La réponse est venue dès le début des débats du jury : distinguer une architecture qui « fait bouger les lignes », qui ne se contente pas de présenter des réponses précises, mais qui suggère plutôt d’énoncer les incertitudes du présent et les stratégies à mettre en place face aux enjeux du futur. Ces catégories sont instables. Les architectes en ont parfois conscience mais sans toujours parvenir à les formuler concrètement. Le rôle des critiques est justement de mettre à jour ces catégories en essayant de traduire la pratique des architectes en des termes qui pourront être partagés au-delà de la discipline. Le prix devient un exercice de reconnaissance mutuelle : d’un côté les architectes se présentent aux yeux des acteurs de leur champ, de l’autre, les critiques, en distinguant des exemples forts, clarifient les positions.
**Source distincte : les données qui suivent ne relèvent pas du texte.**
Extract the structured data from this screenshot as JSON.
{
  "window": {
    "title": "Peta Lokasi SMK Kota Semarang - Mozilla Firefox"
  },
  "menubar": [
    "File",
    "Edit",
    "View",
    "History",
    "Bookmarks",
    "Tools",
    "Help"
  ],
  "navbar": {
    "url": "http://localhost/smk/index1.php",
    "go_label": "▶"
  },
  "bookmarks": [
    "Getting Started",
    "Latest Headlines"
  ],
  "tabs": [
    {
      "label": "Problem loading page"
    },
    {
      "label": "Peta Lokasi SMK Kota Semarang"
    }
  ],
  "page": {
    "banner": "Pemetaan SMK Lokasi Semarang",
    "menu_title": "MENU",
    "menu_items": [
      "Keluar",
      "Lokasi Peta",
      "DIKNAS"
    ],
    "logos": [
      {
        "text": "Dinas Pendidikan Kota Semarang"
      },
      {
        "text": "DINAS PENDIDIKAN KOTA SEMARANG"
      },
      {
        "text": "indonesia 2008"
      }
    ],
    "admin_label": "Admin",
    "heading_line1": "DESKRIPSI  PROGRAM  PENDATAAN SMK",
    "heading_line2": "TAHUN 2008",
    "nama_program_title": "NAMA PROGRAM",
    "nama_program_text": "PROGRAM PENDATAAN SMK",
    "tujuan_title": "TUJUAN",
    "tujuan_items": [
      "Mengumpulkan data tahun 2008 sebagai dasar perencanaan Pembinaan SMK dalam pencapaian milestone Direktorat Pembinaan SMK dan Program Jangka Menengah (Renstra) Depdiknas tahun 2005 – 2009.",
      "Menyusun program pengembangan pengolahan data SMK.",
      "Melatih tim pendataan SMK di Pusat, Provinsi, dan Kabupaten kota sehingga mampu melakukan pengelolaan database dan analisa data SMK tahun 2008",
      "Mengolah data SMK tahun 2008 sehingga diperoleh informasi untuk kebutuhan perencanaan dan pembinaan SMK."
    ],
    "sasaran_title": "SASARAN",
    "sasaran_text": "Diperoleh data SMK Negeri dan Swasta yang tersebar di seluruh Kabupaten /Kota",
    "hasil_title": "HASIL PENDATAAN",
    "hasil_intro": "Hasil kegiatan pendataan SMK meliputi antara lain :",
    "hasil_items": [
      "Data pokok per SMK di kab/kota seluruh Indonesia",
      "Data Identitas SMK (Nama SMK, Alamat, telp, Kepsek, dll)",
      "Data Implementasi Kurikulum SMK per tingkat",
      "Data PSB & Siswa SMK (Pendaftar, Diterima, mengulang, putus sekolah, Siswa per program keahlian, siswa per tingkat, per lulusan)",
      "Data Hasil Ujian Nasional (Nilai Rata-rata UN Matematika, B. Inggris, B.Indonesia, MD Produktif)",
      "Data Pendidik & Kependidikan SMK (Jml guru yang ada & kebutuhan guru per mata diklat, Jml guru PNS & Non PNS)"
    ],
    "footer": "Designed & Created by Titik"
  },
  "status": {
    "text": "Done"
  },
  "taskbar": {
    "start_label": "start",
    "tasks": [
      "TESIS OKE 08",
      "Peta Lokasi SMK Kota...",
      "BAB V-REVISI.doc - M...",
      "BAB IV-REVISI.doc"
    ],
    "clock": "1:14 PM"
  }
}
Le prix forme un triangle entre le public, la critique et la production architecturale, et cette triangulation, garantie d’un champ en mouvement, active la dynamique des idées, des formes, des techniques et de la pensée.
Au-delà du Grand Prix d’architectures, le palmarès des 10 + 1 projets primés met en évidence l’ampleur et les limites de la critique elle-même. Reflet des réalisations architecturales souvent déjà publiées sur les divers supports de presse, l’ensemble du palmarès présente une version plutôt homogène de la pratique architecturale en France. La valeur du prix de la critique tient à ce qu’il devient lui-même une critique de la critique. À l’évidence, même s’il l’assume, certaines choses ont échappé au jury du premier Prix d’architectures. Où sont les projets d’espace public? Qu’en est-il de l’aménagement du territoire, des projets paysagers, de la conservation patrimoniale plus stricte, de l’engagement social et des projets de transformation participative? Le XXIe siècle voit pourtant s’ouvrir la pratique architecturale au-delà d’une vision assez stricte du projet de bâtiment. Cette perspective ouverte n’est pas présente dans le palmarès, sans doute doit-on y voir un reflet des dynamiques économiques du champ disciplinaire et professionnel. En effet, pour mener un bureau d’architecture il faut bien avoir des commandes, assurer les rapports avec les maîtres d’ouvrage, les fournisseurs de matériaux et les entreprises de construction. C’est cette économie qui finance le travail d’une revue telle que d’architectures. Ses pages décrivent une pratique plutôt stable et établie. Faudra-t-il aussi faire bouger les lignes de la presse architecturale? Ou est-elle condamnée à conforter la pratique de la construction de bâtiments, qui certes reste dans la transformation des paysages et du quotidien?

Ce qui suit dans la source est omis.